Wednesday, February 24, 2010

Urban News Vol. 59

Quick status report on the state's railway investment award and a superior blog that recently caught my eye.

High-Speed Rail Plans for New York Take Shape
by Steve Orr, Rochester Democrat and Chronicle

Article Key Points:
  • Incremental steps to be taken to stretch 'high-speed' corridor between Albany and Niagara Falls
  • Design work to begin soon on 11-mile test track in Genesee and Monroe counties
  • 85 trains per day currently use CSX tracks between Buffalo and Rochester including 8 Amtrak trains
  • While New York sent in applications for 39 projects, only 7 were funded
  • 1 application was deemed incomplete, the largest one, intended to fund the entire corridor
  • State intends to build track record with $151M granted in this round of federal funding

This piece served as a nice status update as well as an elucidation to the widely reported news regarding the wholeness of the state's applications. My dose of irony for the week came in the sidebar:

"The stretch of track that New York state intends to build is roughly 20 miles east of the site, on the same railroad right-of-way, where a steam-driven locomotive dubbed the Empire State Express No. 999 became the first man-made conveyance to break the 100-mph barrier. The history-making run occurred west of Batavia in May 1893. No. 999 hit an unofficial top speed that day of 112 mph — faster than 21st century Amtrak trains will go on the new track."
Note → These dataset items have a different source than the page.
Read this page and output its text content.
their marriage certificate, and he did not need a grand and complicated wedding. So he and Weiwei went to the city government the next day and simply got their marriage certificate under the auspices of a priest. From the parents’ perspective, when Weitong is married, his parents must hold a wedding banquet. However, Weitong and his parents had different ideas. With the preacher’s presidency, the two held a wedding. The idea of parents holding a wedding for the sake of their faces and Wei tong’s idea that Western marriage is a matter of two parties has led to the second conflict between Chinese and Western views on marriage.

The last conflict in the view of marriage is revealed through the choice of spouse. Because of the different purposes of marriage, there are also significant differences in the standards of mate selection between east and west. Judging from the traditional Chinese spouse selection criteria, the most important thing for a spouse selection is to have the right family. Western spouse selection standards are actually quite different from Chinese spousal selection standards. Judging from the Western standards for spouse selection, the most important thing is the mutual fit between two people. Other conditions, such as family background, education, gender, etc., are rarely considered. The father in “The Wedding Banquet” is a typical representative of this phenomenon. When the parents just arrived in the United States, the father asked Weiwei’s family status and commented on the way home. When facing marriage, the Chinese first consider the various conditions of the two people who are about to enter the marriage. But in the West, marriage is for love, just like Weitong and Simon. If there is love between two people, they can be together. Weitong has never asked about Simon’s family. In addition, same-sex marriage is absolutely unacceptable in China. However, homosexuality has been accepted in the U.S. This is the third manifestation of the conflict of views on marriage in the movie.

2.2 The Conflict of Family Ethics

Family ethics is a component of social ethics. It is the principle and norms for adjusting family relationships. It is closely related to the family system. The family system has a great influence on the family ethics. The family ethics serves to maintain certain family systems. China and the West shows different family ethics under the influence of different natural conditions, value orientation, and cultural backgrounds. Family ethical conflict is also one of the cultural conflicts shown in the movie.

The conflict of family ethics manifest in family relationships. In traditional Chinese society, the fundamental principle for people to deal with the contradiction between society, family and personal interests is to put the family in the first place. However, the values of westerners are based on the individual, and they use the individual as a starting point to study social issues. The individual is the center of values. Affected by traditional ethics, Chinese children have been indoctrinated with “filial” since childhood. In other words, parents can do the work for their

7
This reminds me of J.H. Kunstler's popular lament that the state of the railroad system in this nation is such that the Bulgarians would be ashamed of it. The talk today of 'high-speed' rail is a large misrepresentation by Eurasian standards, but in a good way. We shouldn't encumber ourselves at this point with expensive lofty goals. Simply attempting to restore capacity and service to Pre-World War II levels represents a simply massive undertaking due to our wholesale rejection of the transit mode through policy, taxation, and direct action over the last 60 years.

Yesterday I came across a blog that combines planning and architectural expertise with the best humanist common-sense aspects of avowed urbanists. Howard Decker, former curator of the National Building Museum, has made Rochester home for the past 3 months and is diving headlong into our history. His blog, titled 'A Town Square' looks at heady proposals for shaping the city such as the Olmsted/Brummer Plan of 1911 (some good ideas), the Bartholomew Plan of 1929 (which sowed the seeds of our intractable disgraces), and platting decisions made by Nathaniel Rochester in 1811. His two most recent posts represent the most coherent and eloquent Rochester-specific urban social commentary that I've seen on the internet. Much less condescending than this scattershot, Decker's works, some of which he has compiled into a volume entitled, "The Next City: Shaping a Useable Future," will be linked in the friends of the M.U.C. sidebar henceforth.

2 comments:

Howard Decker said...

Thanks, Bob. I'm quite flattered.

RochesterSubway.com said...

Good HSR update. I raised an eyebrow when I read that grade separation between the tracks and street crossings are only required beyond speeds of 125mph. Not sure when that rule was established but I can see that being a public sticking point. Maybe not during this phase of the project. But wait until tracks are ready to run thru towns like Fairport.